According to Davis, the program is funded by The Fichtenbaum Charitable Trust — a Dallas foundation that has an interest in education and research for children with mental or physical disabilities. This year, the grant is supporting services for 20 participants, and while priority is given to those from Dallas County and other North Texas counties, Davis said they are extending the opportunity to anyone.
“This project is starting sort of as a side project that’s funded to serve a certain number of people,” Davis said. “I would love if this is successful, it becomes one of our ongoing programs within our clinic. Our clinic now serves kids with challenging behavior; it serves young children who are learning brand new skills. And if we could then incorporate this as a long-term program, I think it would be great to have it sustained beyond the life of this grant.”
Wicker said the program is tailored to each individual. When getting plugged in with the program, each participant meets one-on-one with a therapist for an initial interview and a preference assessment. Then, they spend their sessions working on skill development — something lasting varying amounts of time, depending on each individual’s skill acquisition rate.

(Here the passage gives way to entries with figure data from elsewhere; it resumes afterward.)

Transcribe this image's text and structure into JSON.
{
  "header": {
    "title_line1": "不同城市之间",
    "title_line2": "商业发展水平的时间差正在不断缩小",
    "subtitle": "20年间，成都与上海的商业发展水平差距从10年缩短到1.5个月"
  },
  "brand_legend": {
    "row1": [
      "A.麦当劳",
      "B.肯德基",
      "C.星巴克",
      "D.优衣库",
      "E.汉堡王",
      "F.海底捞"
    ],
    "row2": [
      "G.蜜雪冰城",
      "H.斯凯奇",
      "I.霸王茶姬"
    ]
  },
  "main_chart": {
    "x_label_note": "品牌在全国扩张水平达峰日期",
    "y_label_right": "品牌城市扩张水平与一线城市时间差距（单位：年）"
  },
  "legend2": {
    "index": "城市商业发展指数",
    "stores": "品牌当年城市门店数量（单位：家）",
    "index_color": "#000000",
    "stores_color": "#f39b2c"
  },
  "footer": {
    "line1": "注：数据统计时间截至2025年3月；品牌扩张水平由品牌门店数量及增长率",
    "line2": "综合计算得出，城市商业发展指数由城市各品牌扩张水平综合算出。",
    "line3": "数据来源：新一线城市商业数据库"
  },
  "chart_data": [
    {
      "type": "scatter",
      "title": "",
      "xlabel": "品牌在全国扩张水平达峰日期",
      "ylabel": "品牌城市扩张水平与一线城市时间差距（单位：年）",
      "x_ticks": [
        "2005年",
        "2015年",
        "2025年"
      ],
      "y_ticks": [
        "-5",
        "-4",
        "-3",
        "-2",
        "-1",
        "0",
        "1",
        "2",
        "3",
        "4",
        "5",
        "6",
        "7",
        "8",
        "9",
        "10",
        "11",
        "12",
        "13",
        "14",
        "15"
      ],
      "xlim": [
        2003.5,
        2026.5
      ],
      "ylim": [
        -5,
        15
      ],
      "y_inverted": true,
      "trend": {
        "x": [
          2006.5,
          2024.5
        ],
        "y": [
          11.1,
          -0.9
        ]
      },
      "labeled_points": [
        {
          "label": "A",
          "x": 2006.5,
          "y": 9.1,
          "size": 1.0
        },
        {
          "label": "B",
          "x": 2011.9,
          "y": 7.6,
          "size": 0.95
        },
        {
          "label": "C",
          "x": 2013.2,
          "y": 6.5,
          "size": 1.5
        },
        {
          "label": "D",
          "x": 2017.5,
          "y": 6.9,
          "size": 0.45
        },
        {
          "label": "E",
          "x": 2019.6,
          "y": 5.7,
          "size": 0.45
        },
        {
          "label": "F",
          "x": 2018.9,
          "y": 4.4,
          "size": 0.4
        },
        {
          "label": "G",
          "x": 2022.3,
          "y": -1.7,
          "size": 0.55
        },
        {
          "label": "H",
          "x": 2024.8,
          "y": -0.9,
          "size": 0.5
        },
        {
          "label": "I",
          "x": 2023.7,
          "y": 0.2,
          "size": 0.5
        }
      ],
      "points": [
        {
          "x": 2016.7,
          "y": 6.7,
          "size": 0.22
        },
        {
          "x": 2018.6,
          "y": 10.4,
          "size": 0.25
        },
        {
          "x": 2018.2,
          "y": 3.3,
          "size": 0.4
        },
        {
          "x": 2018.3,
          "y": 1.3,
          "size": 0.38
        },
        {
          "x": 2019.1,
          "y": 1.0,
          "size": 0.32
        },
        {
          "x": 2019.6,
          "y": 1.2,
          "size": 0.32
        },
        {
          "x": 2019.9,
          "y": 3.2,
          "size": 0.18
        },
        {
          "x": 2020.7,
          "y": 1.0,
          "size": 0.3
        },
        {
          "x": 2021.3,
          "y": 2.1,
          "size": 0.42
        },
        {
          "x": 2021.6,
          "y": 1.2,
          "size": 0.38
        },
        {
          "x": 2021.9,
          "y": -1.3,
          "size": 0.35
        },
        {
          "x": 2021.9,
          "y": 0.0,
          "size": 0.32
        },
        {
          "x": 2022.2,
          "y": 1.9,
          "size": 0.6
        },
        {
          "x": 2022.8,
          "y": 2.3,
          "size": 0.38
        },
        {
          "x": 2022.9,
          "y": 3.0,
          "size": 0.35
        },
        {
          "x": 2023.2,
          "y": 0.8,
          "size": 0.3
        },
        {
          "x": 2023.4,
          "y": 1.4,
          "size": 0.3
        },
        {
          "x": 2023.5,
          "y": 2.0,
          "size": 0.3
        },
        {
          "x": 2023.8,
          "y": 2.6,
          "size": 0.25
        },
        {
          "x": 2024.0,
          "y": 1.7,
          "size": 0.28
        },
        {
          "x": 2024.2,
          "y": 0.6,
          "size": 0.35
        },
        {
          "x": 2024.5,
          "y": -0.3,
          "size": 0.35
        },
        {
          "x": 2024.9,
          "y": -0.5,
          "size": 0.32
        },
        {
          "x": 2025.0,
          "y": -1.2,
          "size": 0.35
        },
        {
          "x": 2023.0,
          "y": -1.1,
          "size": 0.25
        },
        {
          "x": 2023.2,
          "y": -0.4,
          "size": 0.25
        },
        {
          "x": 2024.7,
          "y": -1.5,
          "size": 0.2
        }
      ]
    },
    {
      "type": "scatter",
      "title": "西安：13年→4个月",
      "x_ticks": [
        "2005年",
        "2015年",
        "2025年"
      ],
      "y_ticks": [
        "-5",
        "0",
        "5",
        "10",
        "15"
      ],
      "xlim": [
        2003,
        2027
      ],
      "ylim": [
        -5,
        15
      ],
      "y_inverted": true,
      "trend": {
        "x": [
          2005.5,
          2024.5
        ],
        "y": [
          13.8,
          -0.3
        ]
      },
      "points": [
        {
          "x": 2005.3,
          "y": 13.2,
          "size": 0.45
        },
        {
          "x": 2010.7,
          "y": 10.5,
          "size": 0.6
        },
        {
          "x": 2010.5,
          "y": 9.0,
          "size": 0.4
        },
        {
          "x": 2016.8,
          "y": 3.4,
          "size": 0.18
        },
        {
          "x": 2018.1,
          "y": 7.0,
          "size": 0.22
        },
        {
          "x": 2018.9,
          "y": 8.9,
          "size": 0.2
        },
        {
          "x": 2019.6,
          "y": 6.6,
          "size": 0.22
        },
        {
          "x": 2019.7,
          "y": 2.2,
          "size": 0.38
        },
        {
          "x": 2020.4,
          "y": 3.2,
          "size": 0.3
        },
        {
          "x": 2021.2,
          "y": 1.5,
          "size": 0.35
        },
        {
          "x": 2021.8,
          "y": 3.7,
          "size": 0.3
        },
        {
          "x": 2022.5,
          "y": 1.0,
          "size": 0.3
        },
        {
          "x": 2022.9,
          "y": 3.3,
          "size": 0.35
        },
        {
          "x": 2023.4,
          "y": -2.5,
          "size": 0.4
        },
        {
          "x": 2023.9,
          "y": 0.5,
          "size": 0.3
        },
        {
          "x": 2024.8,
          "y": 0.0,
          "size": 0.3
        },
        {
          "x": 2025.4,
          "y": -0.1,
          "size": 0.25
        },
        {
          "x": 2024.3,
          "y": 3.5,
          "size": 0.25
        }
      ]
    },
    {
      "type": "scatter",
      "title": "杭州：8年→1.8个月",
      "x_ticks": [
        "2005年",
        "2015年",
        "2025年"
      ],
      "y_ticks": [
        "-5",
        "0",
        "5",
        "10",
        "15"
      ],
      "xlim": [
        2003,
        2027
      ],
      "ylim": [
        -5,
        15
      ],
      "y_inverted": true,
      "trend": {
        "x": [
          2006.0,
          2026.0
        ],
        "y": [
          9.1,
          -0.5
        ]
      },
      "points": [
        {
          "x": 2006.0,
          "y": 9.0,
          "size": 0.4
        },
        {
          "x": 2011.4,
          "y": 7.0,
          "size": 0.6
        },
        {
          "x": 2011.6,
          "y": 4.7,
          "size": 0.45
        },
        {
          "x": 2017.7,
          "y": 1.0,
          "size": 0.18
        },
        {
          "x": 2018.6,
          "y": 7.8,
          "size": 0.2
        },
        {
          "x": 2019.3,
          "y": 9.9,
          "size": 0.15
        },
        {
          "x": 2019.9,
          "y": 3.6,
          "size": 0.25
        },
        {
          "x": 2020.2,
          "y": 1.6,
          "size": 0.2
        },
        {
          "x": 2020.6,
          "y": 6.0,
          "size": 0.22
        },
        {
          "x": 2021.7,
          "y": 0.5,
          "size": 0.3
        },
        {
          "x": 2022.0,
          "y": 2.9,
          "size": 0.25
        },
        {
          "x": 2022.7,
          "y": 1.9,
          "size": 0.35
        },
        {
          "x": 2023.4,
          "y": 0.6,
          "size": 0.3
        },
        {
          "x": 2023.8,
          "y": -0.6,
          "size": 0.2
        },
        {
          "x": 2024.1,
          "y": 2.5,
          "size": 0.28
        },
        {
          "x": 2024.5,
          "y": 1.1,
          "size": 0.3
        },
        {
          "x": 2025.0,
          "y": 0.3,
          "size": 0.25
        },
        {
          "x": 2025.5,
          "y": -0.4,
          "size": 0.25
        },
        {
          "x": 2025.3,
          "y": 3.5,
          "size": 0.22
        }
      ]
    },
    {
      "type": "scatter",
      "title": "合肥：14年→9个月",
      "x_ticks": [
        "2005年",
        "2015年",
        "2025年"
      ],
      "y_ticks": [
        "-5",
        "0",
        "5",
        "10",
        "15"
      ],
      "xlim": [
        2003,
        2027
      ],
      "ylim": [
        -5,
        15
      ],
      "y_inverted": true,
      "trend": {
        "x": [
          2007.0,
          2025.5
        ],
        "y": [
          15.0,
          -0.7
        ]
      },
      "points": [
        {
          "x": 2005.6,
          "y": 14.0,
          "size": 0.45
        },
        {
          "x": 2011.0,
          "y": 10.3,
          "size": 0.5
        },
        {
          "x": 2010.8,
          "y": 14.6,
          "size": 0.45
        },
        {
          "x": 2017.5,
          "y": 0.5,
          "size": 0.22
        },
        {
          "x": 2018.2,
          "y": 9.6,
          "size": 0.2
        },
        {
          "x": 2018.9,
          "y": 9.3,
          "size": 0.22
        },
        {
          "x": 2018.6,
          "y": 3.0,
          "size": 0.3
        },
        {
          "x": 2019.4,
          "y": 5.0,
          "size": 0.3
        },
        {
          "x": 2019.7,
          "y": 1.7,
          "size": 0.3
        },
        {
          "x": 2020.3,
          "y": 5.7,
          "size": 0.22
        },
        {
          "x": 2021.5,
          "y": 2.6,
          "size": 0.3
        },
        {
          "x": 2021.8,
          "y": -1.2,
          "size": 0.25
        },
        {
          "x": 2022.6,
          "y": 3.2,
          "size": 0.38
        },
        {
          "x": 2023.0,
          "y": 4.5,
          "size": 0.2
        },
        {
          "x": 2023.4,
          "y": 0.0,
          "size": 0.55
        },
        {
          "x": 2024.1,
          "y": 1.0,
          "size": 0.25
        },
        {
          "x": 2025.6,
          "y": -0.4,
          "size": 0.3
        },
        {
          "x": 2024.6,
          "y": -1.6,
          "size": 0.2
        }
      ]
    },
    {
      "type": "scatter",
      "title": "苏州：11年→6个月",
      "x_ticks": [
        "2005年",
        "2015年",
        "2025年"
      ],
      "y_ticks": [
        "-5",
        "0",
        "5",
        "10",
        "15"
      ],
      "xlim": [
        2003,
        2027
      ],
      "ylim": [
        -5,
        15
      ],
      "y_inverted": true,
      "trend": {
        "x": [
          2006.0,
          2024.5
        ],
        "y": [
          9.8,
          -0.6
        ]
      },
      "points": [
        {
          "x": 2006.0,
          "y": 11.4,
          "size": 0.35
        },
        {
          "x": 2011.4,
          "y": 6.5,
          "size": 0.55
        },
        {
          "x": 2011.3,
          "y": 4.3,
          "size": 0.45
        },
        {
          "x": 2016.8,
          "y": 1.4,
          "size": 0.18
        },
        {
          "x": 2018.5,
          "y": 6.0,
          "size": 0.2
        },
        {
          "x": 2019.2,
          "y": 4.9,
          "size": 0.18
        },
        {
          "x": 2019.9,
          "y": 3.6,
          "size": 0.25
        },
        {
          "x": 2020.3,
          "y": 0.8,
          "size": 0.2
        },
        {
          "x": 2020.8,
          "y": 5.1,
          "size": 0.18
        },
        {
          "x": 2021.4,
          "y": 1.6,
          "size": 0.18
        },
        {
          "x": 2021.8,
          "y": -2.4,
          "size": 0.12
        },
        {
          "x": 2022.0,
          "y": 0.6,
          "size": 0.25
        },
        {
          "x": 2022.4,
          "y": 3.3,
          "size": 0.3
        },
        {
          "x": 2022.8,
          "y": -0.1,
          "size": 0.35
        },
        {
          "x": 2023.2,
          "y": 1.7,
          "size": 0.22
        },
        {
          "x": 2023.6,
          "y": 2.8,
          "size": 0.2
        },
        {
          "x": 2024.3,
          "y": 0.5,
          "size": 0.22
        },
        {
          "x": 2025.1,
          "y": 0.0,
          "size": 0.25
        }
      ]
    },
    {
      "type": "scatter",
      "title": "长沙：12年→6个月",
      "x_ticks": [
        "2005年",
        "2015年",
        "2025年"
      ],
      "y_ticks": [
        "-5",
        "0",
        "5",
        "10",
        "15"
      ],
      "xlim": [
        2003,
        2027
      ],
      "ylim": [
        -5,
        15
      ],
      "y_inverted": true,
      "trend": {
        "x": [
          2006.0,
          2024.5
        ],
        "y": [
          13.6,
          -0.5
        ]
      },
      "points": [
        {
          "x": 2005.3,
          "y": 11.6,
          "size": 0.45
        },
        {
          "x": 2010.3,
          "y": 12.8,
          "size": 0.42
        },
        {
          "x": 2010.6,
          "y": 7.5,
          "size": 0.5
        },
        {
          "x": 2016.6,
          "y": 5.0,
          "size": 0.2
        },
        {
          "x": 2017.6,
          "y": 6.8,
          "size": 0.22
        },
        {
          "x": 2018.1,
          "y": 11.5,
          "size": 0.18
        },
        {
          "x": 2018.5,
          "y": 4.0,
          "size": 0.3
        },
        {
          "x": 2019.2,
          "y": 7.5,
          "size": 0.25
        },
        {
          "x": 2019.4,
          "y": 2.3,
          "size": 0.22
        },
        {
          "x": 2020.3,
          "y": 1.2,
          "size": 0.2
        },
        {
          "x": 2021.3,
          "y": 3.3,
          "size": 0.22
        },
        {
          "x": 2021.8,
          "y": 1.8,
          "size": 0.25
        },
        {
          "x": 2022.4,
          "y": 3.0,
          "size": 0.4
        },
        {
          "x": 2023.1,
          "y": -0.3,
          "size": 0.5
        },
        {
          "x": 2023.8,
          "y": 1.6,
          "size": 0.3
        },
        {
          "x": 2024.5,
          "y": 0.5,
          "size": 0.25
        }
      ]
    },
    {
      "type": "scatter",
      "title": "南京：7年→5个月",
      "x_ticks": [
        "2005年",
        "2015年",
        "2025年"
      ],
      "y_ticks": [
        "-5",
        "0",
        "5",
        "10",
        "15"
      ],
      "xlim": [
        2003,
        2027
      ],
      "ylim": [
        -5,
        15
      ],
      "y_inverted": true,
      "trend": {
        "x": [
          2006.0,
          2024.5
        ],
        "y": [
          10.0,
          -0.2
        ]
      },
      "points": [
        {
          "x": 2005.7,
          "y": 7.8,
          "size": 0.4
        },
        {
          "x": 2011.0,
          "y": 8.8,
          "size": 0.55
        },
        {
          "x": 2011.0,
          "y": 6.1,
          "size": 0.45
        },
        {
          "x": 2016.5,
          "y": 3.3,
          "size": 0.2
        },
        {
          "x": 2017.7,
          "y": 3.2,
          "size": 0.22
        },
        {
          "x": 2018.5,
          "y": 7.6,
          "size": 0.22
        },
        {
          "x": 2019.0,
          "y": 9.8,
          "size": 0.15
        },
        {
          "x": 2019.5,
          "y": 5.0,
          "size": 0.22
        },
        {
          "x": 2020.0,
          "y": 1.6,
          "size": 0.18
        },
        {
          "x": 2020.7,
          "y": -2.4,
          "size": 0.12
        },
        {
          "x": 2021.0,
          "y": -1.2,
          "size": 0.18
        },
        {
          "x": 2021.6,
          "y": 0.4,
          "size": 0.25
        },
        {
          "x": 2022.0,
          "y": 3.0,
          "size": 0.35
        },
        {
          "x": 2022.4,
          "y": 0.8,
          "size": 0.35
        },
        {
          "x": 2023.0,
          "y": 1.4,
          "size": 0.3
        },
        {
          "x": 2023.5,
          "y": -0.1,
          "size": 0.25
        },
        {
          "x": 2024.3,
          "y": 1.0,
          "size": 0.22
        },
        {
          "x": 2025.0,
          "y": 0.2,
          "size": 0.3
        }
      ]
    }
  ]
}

“The job skills that are selected are going to be individualized,” Wicker said. “That’s why we interview the participant: to see what they would like to work on. Or if they do have a current employment position somewhere, what are some skills that they want to learn for their job that maybe they identified or their employer identified? Or if they are too young to be in the workforce, getting a better idea of what job they would like to have in the future … You want to work on something that is motivating for you and reinforcing for you, so we want to make sure that they feel that way too, that they have a say in what we’re going to work on.”
Davis said as long as participants have the necessary materials available to them, the program can help them work on skills for whichever career they want to pursue. Additionally, she said the program can teach broad, transferable skills like how to complete a job application and how to interview.
“For example, if someone wanted to go into the restaurant business, we could work on skills that may be relevant there, even if they’re in the room and don’t have the job yet,” Davis said. “We could work on dishwashing skills. We could work on rolling silverware. We could work on taking orders.”
Wicker said equipping participants with these kinds of skills goes beyond simply helping them to succeed at a job, as employment offers a wide array of benefits.
“Employment brings so much more than just having a job,” Wicker said. “It brings an increase in socialization. It brings relationships between co-workers and other individuals. It brings a chance to practice skills that we consider soft skills, like problem-solving, communication. It increases quality of life. It allows for financial stability. It increases autonomy and the sense of your self-esteem.”
While the program is currently only offered virtually, Davis, Wicker and Hrabal all said they hope it will eventually expand to include in-person opportunities. Wicker said she particularly loves hands-on skill development — something that pairs well with her job as a shift supervisor at Bitty and Beau’s Coffee, a coffee chain focused on employing those with intellectual or developmental disabilities.
“I like the hands-on part of it,” Wicker said. “That’s why I think I just love Bitty and Beau’s so much, because I’m actually in it. It’s not so much sitting behind a computer, writing up manuscripts, writing up results, graphing data. It’s more of that communication and that relationship that you’re building. And then just getting to see their excitement once they do get a job skill down is just super rewarding.”
Wicker said she hopes the Baylor community and beyond will recognize how much those with intellectual or developmental disabilities have to offer.
“Everybody deserves a chance to have a better quality of life,” Wicker said. “Not all people with disabilities just roll silverware and wipe down tables. They’re capable of so much more. So it’s starting to change the mindset, and it’s already been changing — not taking these individuals and molding them to fit within our community, but starting to mold our community to better adapt or better encompass the inclusion of these individuals because they do bring so much more to an environment.”